In an interview shortly before he passed away, Graham provided us with these words of wisdom:
“The main point is to have the right general principles and the character to stick to them.… The thing that I have been emphasizing in my own work for the last few years has been the group approach. To try to buy groups of stocks that meet some simple criterion for being undervalued—regardless of the industry and with very little attention to the individual company.… Imagine—there seems to be practically a foolproof way of getting good results out of common stock investment with a minimum of work. It seems too good to be true. But all I can tell you after 60 years of experience, it seems to stand up under any of the tests that I would make up.”
That interview took place thirty-five years ago. Yet we still have an opportunity to benefit from Graham’s sage advice today. I wish you all—the patience to succeed and the time to enjoy it. Good luck.
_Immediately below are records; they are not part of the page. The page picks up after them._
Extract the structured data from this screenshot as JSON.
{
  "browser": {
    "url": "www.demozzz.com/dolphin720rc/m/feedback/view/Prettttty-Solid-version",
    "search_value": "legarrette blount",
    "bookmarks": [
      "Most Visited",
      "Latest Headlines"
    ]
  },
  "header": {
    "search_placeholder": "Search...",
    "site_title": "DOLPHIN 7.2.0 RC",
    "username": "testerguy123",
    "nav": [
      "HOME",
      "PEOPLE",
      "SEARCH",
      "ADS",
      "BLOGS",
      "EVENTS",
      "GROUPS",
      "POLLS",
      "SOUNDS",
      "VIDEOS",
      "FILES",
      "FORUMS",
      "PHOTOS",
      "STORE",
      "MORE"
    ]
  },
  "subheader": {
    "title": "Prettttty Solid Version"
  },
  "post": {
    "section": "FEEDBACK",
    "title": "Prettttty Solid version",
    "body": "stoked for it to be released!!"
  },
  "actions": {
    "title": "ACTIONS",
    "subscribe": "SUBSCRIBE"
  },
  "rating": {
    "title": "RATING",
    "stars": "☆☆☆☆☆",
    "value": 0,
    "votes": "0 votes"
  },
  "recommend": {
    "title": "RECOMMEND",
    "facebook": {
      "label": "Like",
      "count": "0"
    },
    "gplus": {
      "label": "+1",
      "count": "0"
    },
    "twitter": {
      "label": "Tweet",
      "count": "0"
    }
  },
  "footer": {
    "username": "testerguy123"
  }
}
Pick a number. What percentage of your assets do you feel comfortable investing in stocks? The important thing is to choose a portion of your assets to invest in the stock market—and stick with it! For most people, this number could be between 40 percent and 80 percent of investable assets, but each case is too individual to give a range that works for everyone. Whatever number you do choose, though, I can guarantee one thing: at some point you will regret your decision.
Being only human, when the market goes down you will regret putting so much into stocks. And if the value-weighted index goes down more than the market, you’ll regret it even more! If the market goes up, the opposite will happen—you’ll wonder why you were such a chicken in the first place. And at some point, if the popular market indexes outperform the value-weighted strategy for long enough, you’ll wonder why you listened to me at all! That’s just the way it is. (Actually, according to behavioral finance theory, that’s just the way you is!)
So here’s what we’re going to do. Against my better judgment, we’re going to give you some rope to play with. Once you pick your number, let’s say 60 percent in stocks, you can adjust your exposure up or down by 10 percent whenever you want. So you can go down to 50 percent invested in stocks and up to 70 percent, but that’s it. You can’t sell everything when things go against you, and you can’t jump in with both feet and invest 100 percent when everything is rocking and rolling your way. It’s not allowed! (In any event, doing this would put you in serious violation of Part B of our plan!)